Petrol prices have risen to a decade high, making fuel costs the largest weekly purchase for some families.
Prices rose last week to hit a national average of $1.59 a litre, the highest since July 2008, according to the Australian Institute of Petroleum.
While Sydney prices hit an average of $1.65 per litre last week, buyers in Melbourne had some respite from the $1.66 a litre it reached late last month, with prices down slightly to $1.52. However, prices in Melbourne are rising again, heading up to $1.57.
Commsec chief economist Craig James said rising costs were hitting families hard.
“Filling up the car with petrol is now the single biggest weekly purchase for most families,” Mr James said.
“In capital cities with a discounting cycle, petrol prices could fall as low as $1.43 a litre but may still be as high as $1.70 cents a litre when the discounting cycle ends. Average Australian unleaded petrol prices will hold $1.50 to $1.60 a litre.”
High prices have been driven by major oil producers strangling supplies, and global investment volatility, particularly the rising trade war between the US and China.
Oil cartel OPEC and Russia had been steadily reducing their oil production levels for the last two years, and while they agreed to lift production rates in June, a series of falls in other nations have offset any increases.
These additional declines were driven by trade sanctions on Iran – which could potentially remove about one million barrels per day of oil from global supplies – and the economic collapse of major oil producer Venezuela.
This helped drive oil prices to nearly $US87 a barrel earlier this month.
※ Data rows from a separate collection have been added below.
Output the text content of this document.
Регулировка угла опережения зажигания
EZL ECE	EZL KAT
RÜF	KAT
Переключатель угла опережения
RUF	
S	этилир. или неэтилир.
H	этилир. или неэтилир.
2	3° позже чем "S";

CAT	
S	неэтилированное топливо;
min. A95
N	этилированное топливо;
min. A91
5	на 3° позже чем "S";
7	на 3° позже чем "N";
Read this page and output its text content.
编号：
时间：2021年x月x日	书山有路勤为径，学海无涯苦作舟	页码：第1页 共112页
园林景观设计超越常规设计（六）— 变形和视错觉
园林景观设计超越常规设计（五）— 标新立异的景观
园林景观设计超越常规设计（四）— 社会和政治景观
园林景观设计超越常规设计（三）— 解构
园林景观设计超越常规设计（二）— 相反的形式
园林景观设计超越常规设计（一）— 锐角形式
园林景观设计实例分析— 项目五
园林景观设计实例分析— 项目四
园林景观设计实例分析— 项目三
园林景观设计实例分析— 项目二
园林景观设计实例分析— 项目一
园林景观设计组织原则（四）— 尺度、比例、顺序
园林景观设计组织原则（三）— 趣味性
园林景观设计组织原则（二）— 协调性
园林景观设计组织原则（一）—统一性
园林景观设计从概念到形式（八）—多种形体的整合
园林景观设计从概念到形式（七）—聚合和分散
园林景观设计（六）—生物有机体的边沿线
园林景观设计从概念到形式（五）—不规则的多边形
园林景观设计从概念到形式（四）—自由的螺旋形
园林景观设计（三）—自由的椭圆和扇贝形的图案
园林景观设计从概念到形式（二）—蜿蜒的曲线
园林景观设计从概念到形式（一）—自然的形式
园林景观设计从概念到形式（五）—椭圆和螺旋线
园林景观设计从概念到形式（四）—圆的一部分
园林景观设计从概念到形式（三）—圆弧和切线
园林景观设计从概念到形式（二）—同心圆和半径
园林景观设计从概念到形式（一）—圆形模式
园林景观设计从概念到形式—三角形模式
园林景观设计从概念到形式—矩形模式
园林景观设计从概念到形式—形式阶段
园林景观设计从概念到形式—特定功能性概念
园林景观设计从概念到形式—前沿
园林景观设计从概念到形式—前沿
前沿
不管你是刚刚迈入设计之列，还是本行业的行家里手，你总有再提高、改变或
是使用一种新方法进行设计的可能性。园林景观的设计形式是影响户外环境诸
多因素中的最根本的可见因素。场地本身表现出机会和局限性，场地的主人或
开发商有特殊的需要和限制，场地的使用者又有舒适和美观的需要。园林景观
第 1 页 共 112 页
At the previous peak, fuel price oil was more than $US100 a barrel.
Beyond the barrel
Fuel analysts Fueltrac said the price was, in part, being kept high by an ongoing battle between major petrol retailer Coles Express and its fuel supplier Viva Energy over prices.
According to the consumer watchdog, Coles now has some of the most expensive fuel in the country, as it passes on higher prices from its supplier, and the owner of the Coles Express petrol station network, Viva Energy.
Fueltrac head Geoff Trotter told Fairfax Media, “Viva Energy has been lifting their price unilaterally based on import prices and thought Coles would cop it, but they aren’t.”
Coles fuel sales have slumped for the last two years.
This is not the first time such an argument has occurred between the two groups. In 2017, Coles managing director John Durkan blamed Viva for higher petrol prices.
Mr Trotter said the latest fight between the two companies over supplies had helped drive prices up to $1.78 a litre.
“This is like World War Two between Coles and Viva,” Mr Trotter said.
Viva Energy and Coles were approached for comment.
Some relief ahead
Mr James said high prices would abate, albeit briefly, but a continued strong Aussie dollar could help drive down petrol costs in the near future.
“The relief may prove to be only temporary, but the good news is that the key Singapore gasoline price has gone into reverse over the past fortnight while the Aussie dollar has stabilised,” Mr James said.
“If prices hold at current levels, motorists could see relief of as much as eight cents a litre in the next one to two weeks.”
Mr James told Fairfax Media if the US and China can resolve their trade dispute this may also ease prices.